Одетта припарковывает машину у милого, небольшого домика. Он походит на его хозяйку. Чистый газон, цветы в клумбах, пара деревьев на участке, под которыми не видно опавшей листвы. Ухоженный двор с верандой, на которой красуется винтажный кофейный столик, похожий на старушку Жослин.
Последняя, занималась клумбой когда мы вышли из машины, выкапывая луковицы цветов.
Жослин Росатти встретила нас теплой, старушечьей улыбкой. А мне до безумия жаль было, нести ей плохие вести о её любимом муже. Бросив на еще зеленый газон свои рабочие перчатки, старушка обтерла ладони о теплые велюровые штаны в клеточку и подбежала к нам, открыть замысловатый замок на низких железных воротах.
– Господин полицейский, вы не одни! – она с теплом в глазах, посмотрела на Одетту. – Проходите, давайте в дом, я чаю заварю, пирог поедите, еще горячий, персиковый.
Я не смел возразить, но Одетта, хотела – не успела, больно быстро для ее состояния здоровья, старушка в доме скрылась.
Одноэтажный, он был небольшим. С порога, можно было сразу очутиться в уютной гостиной, на полу которой был узорчатый ковер с довольно длинным ворсом, на нём, располагался старый диван, с подушками явно ручной работы, – вышитыми розами.
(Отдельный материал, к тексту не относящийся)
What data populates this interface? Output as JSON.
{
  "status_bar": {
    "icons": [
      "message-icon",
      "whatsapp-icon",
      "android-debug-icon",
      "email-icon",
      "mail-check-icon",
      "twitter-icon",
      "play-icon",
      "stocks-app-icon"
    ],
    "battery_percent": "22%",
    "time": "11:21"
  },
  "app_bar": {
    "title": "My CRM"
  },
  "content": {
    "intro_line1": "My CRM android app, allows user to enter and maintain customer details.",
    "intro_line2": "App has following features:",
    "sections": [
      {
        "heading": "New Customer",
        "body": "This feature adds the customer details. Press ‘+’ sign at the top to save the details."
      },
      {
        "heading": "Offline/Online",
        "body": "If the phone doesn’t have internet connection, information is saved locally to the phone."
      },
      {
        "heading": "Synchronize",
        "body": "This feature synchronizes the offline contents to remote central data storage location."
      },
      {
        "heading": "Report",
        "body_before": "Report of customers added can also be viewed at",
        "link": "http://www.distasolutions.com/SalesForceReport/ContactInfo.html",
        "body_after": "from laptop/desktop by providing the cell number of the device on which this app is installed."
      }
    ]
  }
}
Напротив, за кофейным столиком, стояли уютные кресла с высокими спинками. С такими же подушками, что украшали диван. Кофейный столик был из хорошей древесины. Я умел определять такую благодаря отцу. Он хоть и был профессором литературы в университете, любил мастерить руками мебель в гараже. Мы часто пропадали с ним там на выходные, и я безумно скучал по тому времени. Его уже давно нет, но в воспоминаниях, – он живее всех живых.
Жослин прокричала с кухни:
– Вы пока устраивайтесь на диване, не стесняйтесь!
Он был мягким. Старость совсем не испортила поролон внутри. Возможно потому, что на нем не часто проводили время, или, это просто был отличный диван. Раньше их умели делать. На стенах, висело множество фотографий Жослин и Джошуа. И, конечно, их сына. По всей видимости, он был единственным их ребенком. Подошедшая с подносом чая и пирога женщина это подтвердила.